Mais allons encore plus loin dans nos propositions… L’Afghanistan est peut-être la démonstration que le concept de guerre est en train de disparaître au profit d’autre chose encore à déterminer, du moins dans le chef des puissances occidentalistes prétendument dominantes dans le domaine de la puissance militaire. Les conditions opérationnelles chaotiques pour des armées conventionnelles et l’absence d’ “ennemis” réels (sauf ceux qui sont créés par les interventions) y sont pour beaucoup. D’autre part, et surtout, selon les commentaires du général Hallier, une cause centrale en est que les directions politiques ont atteint un tel niveau de conformisme, d’intoxication par la communication, de réduction de la politique aux événements quotidiens les plus triviaux, d’incapacité d’apprécier une situation pour ce qu’elle est dans son ampleur et d’en juger, que les seules interventions guerrières qu’elles sont capables de décider le sont pour des motifs tels, de conformisme et d’aveuglement sur les situations, qu’elles débouchent sur des conflits absurdes qu’il est impossible de mener à bien en tout état de cause. Par nature, l’Occident décadent ne sait plus ce qu’est une guerre, non par pacifisme mais par bêtise, et fait par conséquent des guerres “fausses” qui sont destinées à se terminer en désastre.

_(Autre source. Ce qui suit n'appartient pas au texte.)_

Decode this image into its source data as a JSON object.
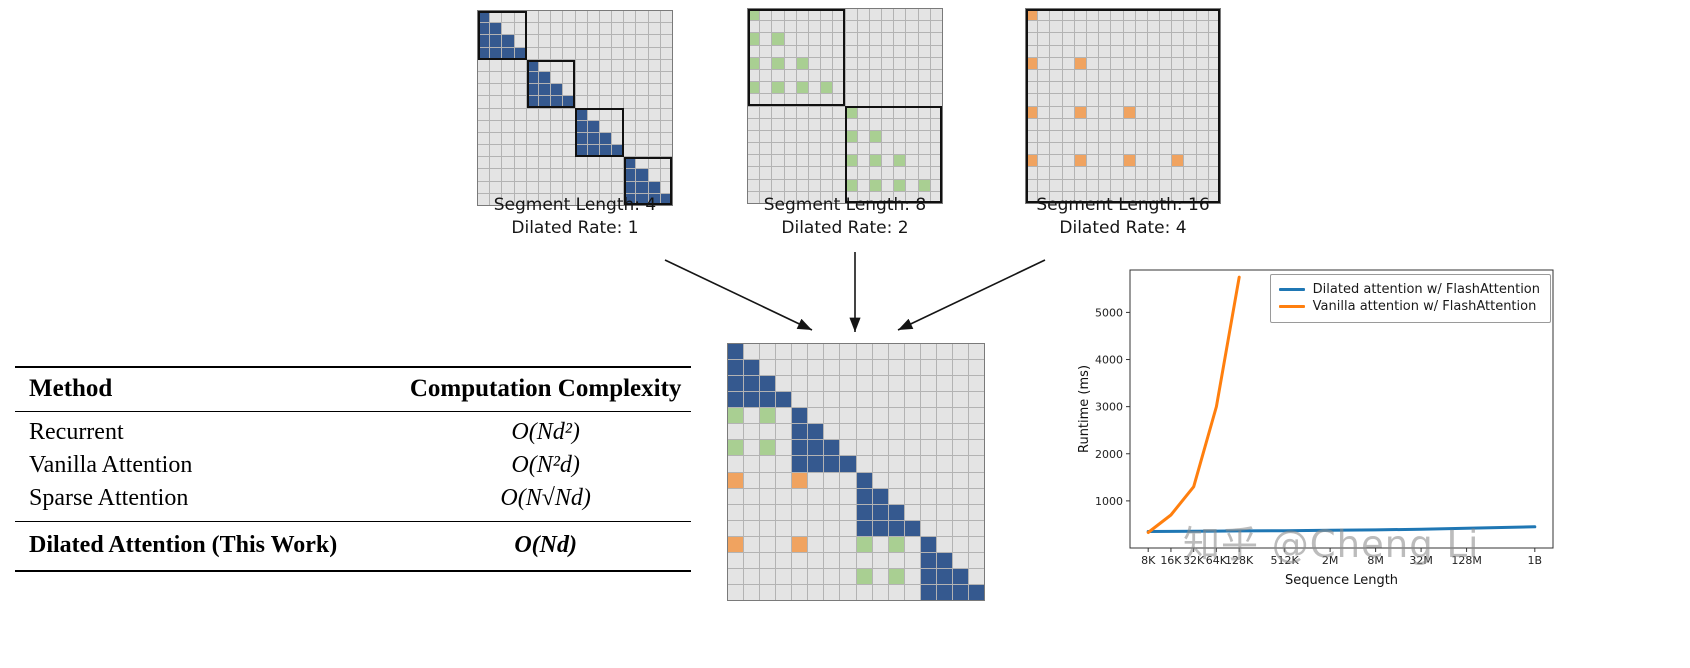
{
  "palette": {
    "blue": "#35598f",
    "green": "#a9cf92",
    "orange": "#f0a360",
    "chart_blue": "#1f77b4",
    "chart_orange": "#ff7f0e"
  },
  "matrices": {
    "left": {
      "size": 16,
      "caption_line1": "Segment Length: 4",
      "caption_line2": "Dilated Rate: 1",
      "layers": [
        {
          "segment": 4,
          "rate": 1,
          "color": "blue",
          "outline": true
        }
      ]
    },
    "middle": {
      "size": 16,
      "caption_line1": "Segment Length: 8",
      "caption_line2": "Dilated Rate: 2",
      "layers": [
        {
          "segment": 8,
          "rate": 2,
          "color": "green",
          "outline": true
        }
      ]
    },
    "right": {
      "size": 16,
      "caption_line1": "Segment Length: 16",
      "caption_line2": "Dilated Rate: 4",
      "layers": [
        {
          "segment": 16,
          "rate": 4,
          "color": "orange",
          "outline": true
        }
      ]
    },
    "combined": {
      "size": 16,
      "layers": [
        {
          "segment": 4,
          "rate": 1,
          "color": "blue",
          "outline": false
        },
        {
          "segment": 8,
          "rate": 2,
          "color": "green",
          "outline": false
        },
        {
          "segment": 16,
          "rate": 4,
          "color": "orange",
          "outline": false
        }
      ]
    }
  },
  "table": {
    "headers": [
      "Method",
      "Computation Complexity"
    ],
    "rows": [
      {
        "method": "Recurrent",
        "complexity": "O(Nd²)"
      },
      {
        "method": "Vanilla Attention",
        "complexity": "O(N²d)"
      },
      {
        "method": "Sparse Attention",
        "complexity": "O(N√Nd)"
      },
      {
        "method": "Dilated Attention (This Work)",
        "complexity": "O(Nd)"
      }
    ]
  },
  "chart_data": {
    "type": "line",
    "title": "",
    "xlabel": "Sequence Length",
    "ylabel": "Runtime (ms)",
    "x_scale": "log",
    "ylim": [
      0,
      5900
    ],
    "y_ticks": [
      1000,
      2000,
      3000,
      4000,
      5000
    ],
    "x_ticks": [
      {
        "value": 8192,
        "label": "8K"
      },
      {
        "value": 16384,
        "label": "16K"
      },
      {
        "value": 32768,
        "label": "32K"
      },
      {
        "value": 65536,
        "label": "64K"
      },
      {
        "value": 131072,
        "label": "128K"
      },
      {
        "value": 524288,
        "label": "512K"
      },
      {
        "value": 2097152,
        "label": "2M"
      },
      {
        "value": 8388608,
        "label": "8M"
      },
      {
        "value": 33554432,
        "label": "32M"
      },
      {
        "value": 134217728,
        "label": "128M"
      },
      {
        "value": 1073741824,
        "label": "1B"
      }
    ],
    "legend_position": "upper right",
    "grid": false,
    "series": [
      {
        "name": "Dilated attention w/ FlashAttention",
        "color_key": "chart_blue",
        "x": [
          8192,
          16384,
          32768,
          65536,
          131072,
          524288,
          2097152,
          8388608,
          33554432,
          134217728,
          1073741824
        ],
        "y": [
          350,
          352,
          355,
          358,
          362,
          368,
          375,
          385,
          400,
          420,
          450
        ]
      },
      {
        "name": "Vanilla attention w/ FlashAttention",
        "color_key": "chart_orange",
        "x": [
          8192,
          16384,
          32768,
          65536,
          131072
        ],
        "y": [
          330,
          700,
          1300,
          3000,
          5750
        ]
      }
    ],
    "watermark": "知乎 @Cheng Li"
  }
}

Le témoignage du général Hillier, furieux comme seul un général canadien peut l’être (certaines fureurs de généraux canadiens affectés aux troubles en ex-Yougoslavie durant les années 1990, comme le général Fitzpatrick, sont restées fameuses), est donc d’un apport précieux. Il a l ‘avantage de juger avec fureur et justesse, ou disons avec une juste fureur, d’une situation générale qui concerne l’OTAN et l’Occident en tant que tels. Même si l’on n’en parle pas trop à haute voix, ce bouquin va contribuer à semer un trouble sérieux dans les capitales occidentalistes et à l’OTAN. On n'osera pas en parler à haute voix et on le dévorera sous le manteau, en baissant les yeux.